Data Structure Issue

A

Alexander Adam

Hello folks,

I got a few question on some basic data structure stuff. Sorry if
those questions might sound too easy or such but after googling a lot
I didn't find a real answer to all those questions so appreciate any
help.

I need to keep a very efficient data-tree structure (parent, previous,
next, first child, last child) within the memory which can be filled
up with billions of records. A struct place into the tree (I am using
the tree implementation of kp) is looking like this:

struct Node {
unsigned char type;
unsigned char code;
??? data;
??? unsigned char* content;
}

Now the first question is this -- the *data* property can be of a
single byte property or taking a full unsigned int or even more..
what'd be the best way to always keep the smallest size in memory?
(E.g. when having only a byte value then allocate only one byte in
memory for this property).

The next question is if it makes sense to allocate and deallocate the
content property within the constructor/destructor of the struct but I
fear that a constructor and destructor will add another couple of
bytes to each record in the memory.

The next issue I have is this -- the implementation I am using is
returning an iterator object, a function looks like this:

iterator parent(...) {}

Now what is this return value all about? I mean, its not a pointer so
it should be only valid until it goes out of scope within the parent
caller, is that assumptation correct? What I need is to keep the
iterator during lifetime and assign it to my objects so what's the
best way to keep it valid all time, assuming the std::list or tree
(whatever, they're compatible) gets inserts and delete statements a
lot?

Also there's a point I don't really understand. Say if I have
something like

std::list<Node> myList;

then what's the real difference in accessing an item either by

Node& node = *myList.begin()

or by

Node node = *myList.begin() ?

I've always thought that the first one would just get the reference to
the original struct the iterator is pointing to and the second one
creates a copy of it in the heap? If so, the first method should be
more efficient is that correct, too?

Basically, I need to obtain a most perfomant tree-like data structure
keeping a struct like the one mentioned before. What'd be the best way
to go, assuming that I have a lot of inserts, deletes and traversions
and that I need the parent, prev sibling, next sibling and first
child / last child access by hand without any time loss anytime?

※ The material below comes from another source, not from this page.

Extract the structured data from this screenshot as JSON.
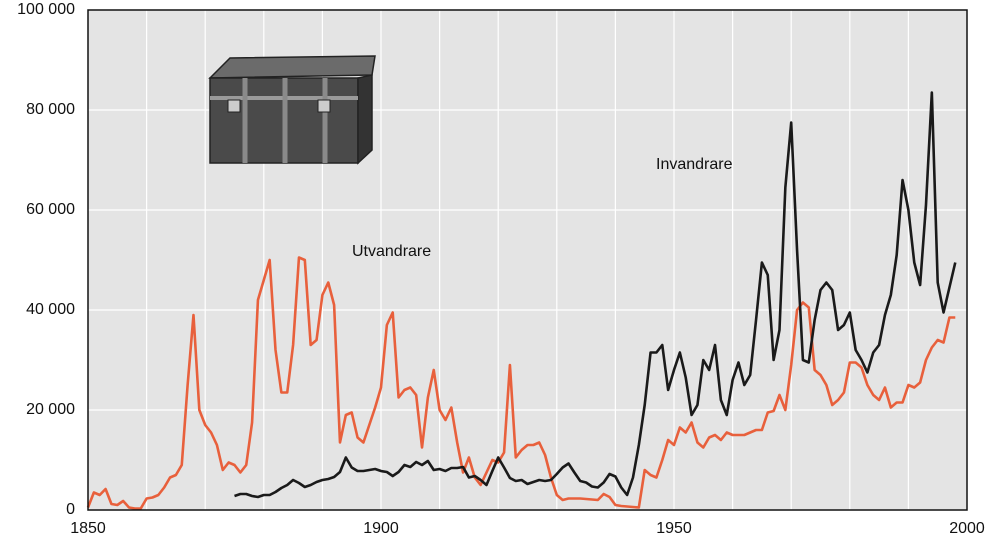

Hopefully someone would be so kind to answer those questions in
detail, I'd appreciate very much to gather as much experience as
possible in good C++ Development.

Thanks & warm regards
Alexander
 
A

Alexander Adam

Hi!

Sorry, there's one thing I've forgotten to ask -- how can it be
avoided to have an additional allocation/deallocation when adding a
new record to my std::list or whatever container I am using? I mean,
doing something like

Node myNode;
....
myList.push_back(myNode);

will lead to create a myNode var on the heap, then making a copy of it
for the list and finally let it go out of scope. This seems quite too
inefficient to me though so is there a better way around except
creating your own pointer to Node?

Thanks!
Alexander
 
?

=?ISO-8859-1?Q?Erik_Wikstr=F6m?=

Hello folks,

I got a few question on some basic data structure stuff. Sorry if
those questions might sound too easy or such but after googling a lot
I didn't find a real answer to all those questions so appreciate any
help.

I need to keep a very efficient data-tree structure (parent, previous,
next, first child, last child) within the memory which can be filled
up with billions of records. A struct place into the tree (I am using
the tree implementation of kp) is looking like this:

struct Node {
unsigned char type;
unsigned char code;
??? data;
??? unsigned char* content;
}

Type should probably be an enum, perhaps code also.
Now the first question is this -- the *data* property can be of a
single byte property or taking a full unsigned int or even more..
what'd be the best way to always keep the smallest size in memory?
(E.g. when having only a byte value then allocate only one byte in
memory for this property).

If all the nodes in the tree will have the same size of data then you
can parameterise Node to that type:

template<typename T>
struct Node {
// ...
T data;
// ...
};

By the way, what's the difference between data and content?
The next question is if it makes sense to allocate and deallocate the
content property within the constructor/destructor of the struct but I
fear that a constructor and destructor will add another couple of
bytes to each record in the memory.

Adding a constructor/destructor might add a few extra bytes to the code,
but should not affect the runtime size of a Node-object.
The next issue I have is this -- the implementation I am using is
returning an iterator object, a function looks like this:

iterator parent(...) {}

Now what is this return value all about? I mean, its not a pointer so
it should be only valid until it goes out of scope within the parent
caller, is that assumptation correct? What I need is to keep the
iterator during lifetime and assign it to my objects so what's the
best way to keep it valid all time, assuming the std::list or tree
(whatever, they're compatible) gets inserts and delete statements a
lot?

I guess that the iterator is a standard iterator to either an object in
a list or a map (or such) in which case the iterator will be valid so
long as the Node is still in the list. For standard containers which are
node-based the validity of iterators is not affected by any operations
on the container unless the operation affects the node the iterator
refers to.
Also there's a point I don't really understand. Say if I have
something like

std::list<Node> myList;

then what's the real difference in accessing an item either by

Node& node = *myList.begin()

or by

Node node = *myList.begin() ?

I've always thought that the first one would just get the reference to
the original struct the iterator is pointing to and the second one
creates a copy of it in the heap? If so, the first method should be
more efficient is that correct, too?
Yes.

Basically, I need to obtain a most perfomant tree-like data structure
keeping a struct like the one mentioned before. What'd be the best way
to go, assuming that I have a lot of inserts, deletes and traversions
and that I need the parent, prev sibling, next sibling and first
child / last child access by hand without any time loss anytime?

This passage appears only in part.